Galeyana gelmek üstünler için haktır.

Linç etmek de!

Şehit cenazesinde mermi

Çubuk Olayı'nın ilk kıvılcımının çakılmasından başlayarak, faillerinin yargılanmasına kadarki bütün evreleri siyasal süreçlerle iç içe geçiyor.

Cumhur İttifakı, 2018 yılında kıl payı kazandığı cumhurbaşkanlığı seçiminde muhalefeti PKK'lı diye suçladı. Bu propaganda öyle yoğun kullanıldı ki, Kılıçdaroğlu'nun şehit cenazesinde önüne mermi bırakıldı.

İçişleri Bakanı Süleyman Soylu, CHP'lilerin şehit cenazesine alınmamasını istedi.

Türkiye, 31 Mart 2019'da yerel seçime giderken, HDP'nin CHP'nin adaylarına destek açıklaması üzerine Cumhur İttifakı, büyükşehirleri kaybedeceğini anladı.

Bir yandan Kürtlerin oyunu almak için İmralı'dan referans mektubu getiren, Apo'nun kardeşini TRT'ye çıkaran iktidar, diğer yandan Millet İttifakı'nı PKK ile ilişkilendirmeye girişti.

Neymiş?

İstanbul'da belediyenin otoparkları PKK'ya verilecekmiş!

Ankara'da su faturasını DHKP/C'liler getirecekmiş!

İşte bu günlerde, 19 Nisan'da PKK saldırısında dört askerimiz şehit düştü. Şehitlerden Yener Kırıkçı'nın naaşı 21 Nisan'da Çubuk'un Akkuzulu Mahallesi'ne getirildi.

İkinci Madımak

Aslında CHP Çubuk ilçe örgütü cenazeden önce şehit ailesini ziyaret etmişti.

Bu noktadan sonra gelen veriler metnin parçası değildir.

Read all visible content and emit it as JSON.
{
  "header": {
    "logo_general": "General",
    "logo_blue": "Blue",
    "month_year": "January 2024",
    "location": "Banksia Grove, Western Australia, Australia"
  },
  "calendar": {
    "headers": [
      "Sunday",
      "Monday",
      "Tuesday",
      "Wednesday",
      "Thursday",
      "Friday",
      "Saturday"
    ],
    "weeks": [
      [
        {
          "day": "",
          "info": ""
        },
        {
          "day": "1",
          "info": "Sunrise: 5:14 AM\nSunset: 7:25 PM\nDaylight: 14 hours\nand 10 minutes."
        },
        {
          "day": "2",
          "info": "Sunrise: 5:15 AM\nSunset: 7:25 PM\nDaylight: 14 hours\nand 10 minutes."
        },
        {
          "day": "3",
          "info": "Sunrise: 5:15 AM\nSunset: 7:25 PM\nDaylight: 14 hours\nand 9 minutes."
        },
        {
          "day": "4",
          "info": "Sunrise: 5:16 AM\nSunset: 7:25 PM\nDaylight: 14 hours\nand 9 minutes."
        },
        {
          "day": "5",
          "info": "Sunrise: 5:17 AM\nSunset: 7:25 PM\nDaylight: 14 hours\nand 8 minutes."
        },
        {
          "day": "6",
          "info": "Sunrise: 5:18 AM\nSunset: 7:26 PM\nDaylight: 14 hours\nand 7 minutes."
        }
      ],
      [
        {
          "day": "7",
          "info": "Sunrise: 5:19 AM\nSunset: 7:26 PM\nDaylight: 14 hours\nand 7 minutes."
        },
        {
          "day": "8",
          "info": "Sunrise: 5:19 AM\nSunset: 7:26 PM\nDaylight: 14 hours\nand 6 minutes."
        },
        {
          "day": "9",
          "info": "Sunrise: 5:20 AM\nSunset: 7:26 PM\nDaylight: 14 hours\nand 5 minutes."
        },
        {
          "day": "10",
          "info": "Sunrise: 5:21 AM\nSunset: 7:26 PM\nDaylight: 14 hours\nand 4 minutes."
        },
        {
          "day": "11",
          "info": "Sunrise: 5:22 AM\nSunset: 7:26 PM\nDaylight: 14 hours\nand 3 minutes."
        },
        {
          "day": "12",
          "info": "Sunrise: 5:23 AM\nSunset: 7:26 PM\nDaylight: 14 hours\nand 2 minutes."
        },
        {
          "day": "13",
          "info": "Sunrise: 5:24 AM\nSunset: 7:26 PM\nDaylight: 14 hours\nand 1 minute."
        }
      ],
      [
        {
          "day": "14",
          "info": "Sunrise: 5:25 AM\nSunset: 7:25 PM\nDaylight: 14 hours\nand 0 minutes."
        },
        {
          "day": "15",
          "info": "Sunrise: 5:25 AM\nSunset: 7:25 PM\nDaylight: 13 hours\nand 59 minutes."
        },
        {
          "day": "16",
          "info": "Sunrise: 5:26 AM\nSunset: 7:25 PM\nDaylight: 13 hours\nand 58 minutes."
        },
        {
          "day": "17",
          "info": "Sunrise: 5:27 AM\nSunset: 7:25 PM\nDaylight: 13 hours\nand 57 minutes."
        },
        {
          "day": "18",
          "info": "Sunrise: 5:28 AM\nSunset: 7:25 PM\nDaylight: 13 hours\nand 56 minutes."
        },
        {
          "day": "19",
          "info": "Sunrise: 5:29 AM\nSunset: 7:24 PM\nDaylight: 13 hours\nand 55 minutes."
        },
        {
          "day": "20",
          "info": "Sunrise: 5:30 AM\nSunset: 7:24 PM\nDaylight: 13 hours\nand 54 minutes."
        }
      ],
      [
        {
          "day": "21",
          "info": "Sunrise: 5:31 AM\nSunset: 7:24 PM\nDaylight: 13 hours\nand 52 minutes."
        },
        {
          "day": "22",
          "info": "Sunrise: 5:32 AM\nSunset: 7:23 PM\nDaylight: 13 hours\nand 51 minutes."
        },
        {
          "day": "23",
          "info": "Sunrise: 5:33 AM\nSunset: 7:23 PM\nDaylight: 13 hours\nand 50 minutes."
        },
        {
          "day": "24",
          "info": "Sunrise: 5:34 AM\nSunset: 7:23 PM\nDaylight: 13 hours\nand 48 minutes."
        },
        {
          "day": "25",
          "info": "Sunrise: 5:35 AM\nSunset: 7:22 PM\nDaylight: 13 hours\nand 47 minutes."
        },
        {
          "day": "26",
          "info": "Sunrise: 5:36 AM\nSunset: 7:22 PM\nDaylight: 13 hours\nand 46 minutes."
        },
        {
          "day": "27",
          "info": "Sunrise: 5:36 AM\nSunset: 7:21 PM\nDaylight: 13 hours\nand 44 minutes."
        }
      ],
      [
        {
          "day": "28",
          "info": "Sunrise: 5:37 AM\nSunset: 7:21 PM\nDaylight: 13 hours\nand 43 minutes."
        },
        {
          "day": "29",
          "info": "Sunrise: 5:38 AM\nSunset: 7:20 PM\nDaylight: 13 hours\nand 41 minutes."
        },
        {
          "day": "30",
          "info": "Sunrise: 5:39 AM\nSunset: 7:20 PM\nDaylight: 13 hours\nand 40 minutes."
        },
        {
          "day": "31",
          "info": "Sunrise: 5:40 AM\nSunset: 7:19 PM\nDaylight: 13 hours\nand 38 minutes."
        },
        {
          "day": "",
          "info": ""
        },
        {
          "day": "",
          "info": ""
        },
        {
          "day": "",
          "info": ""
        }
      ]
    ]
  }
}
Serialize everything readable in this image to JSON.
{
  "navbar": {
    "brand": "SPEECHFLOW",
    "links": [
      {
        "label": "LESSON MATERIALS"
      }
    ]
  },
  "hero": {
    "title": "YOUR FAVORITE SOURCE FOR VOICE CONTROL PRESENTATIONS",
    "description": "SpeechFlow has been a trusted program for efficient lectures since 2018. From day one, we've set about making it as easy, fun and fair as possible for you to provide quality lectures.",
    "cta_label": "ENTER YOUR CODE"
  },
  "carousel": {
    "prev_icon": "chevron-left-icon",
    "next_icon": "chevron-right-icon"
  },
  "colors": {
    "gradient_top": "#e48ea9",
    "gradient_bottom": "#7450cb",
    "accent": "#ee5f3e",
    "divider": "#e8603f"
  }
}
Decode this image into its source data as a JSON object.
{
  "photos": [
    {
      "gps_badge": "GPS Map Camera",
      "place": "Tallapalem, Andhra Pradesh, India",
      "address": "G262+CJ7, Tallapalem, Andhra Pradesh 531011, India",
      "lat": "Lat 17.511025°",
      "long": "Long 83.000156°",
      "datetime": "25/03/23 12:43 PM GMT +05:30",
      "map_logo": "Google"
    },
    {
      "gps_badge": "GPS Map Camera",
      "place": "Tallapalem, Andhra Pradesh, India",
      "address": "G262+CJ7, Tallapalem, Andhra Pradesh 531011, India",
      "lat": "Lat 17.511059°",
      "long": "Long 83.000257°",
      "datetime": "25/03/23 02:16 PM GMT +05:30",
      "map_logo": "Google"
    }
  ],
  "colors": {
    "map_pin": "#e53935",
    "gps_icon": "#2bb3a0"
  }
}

Hatta bu ziyarette muhtar, törende asılan dev Türk bayrağını CHP'lilerden istedi.

Cenazede Milli Savunma Bakanı Hulusi Akar, Genelkurmay Başkanı Yaşar Güler ve kuvvet komutanları da vardı. Toplam 12 bin insan katıldı.

Kılıçdaroğlu'nun gelişiyle yuhalamalar başladı.

AK Parti Genel Sekreteri Fatih Şahin, Kılıçdaroğlu'nun elini sıkmadı.

"Kahrolsun PKK" diye slogan atıldı.

Küfür edildi.

Saldırı namazda sürdü.

Kılıçdaroğlu, top arabasının arkasında yürürken etrafı sarıldı. Kimi taş, kimi seccade, kimi toprak attı. Bir kadın şemsiye savurdu. CHP'liler müdahale edip bir kişinin elindeki bıçağı düşürdü. Saldırganlar arasında kadınlar da vardı, çocuklar da. İnek hırsızlığından sabıkalı Osman Sarıgün, Kılıçdaroğlu'na yumruk attı. Aralarında milletvekillerinin de olduğu CHP heyeti arbedede dayak yedi.

Kılıçdaroğlu, 150 metreyi yarım saatte katedebildi.

En son köylü Rahim Doruk'un evine sokuldu.

Ev sarıldı. Saldırganların elinde sopa, keser ve demir çubuk vardı.

Biri "Yakın" diye bağırdı.

"Bay Kemal, buradan çıkamayacaksın!" denildi.

İnek hırsızı Osman da "Bu PKK'lıyı mı koruyorsunuz, bırakın öldürelim" diye bağırdı. Kılıçdaroğlu'nu götürmek için evin önüne getirilen CHP'nin minübüsü taşlandı.

CHP lideri 1 saat 20 dakika boyunca evde mahsur kaldı.

İnek hırsızı AK Partili

Çubuk'tan sonra inek hırsızı Sarıgün'ün AK Parti üyesi olduğu ortaya çıktı. Hatta AK Parti Etimesgut Belediye Başkan aday adayı Önder Gökçekaya, adliyenin koridorunda Sarıgün'ün elini öperken çekilmiş fotoğrafını "Türkiye'nin kahramanı" diye paylaştı.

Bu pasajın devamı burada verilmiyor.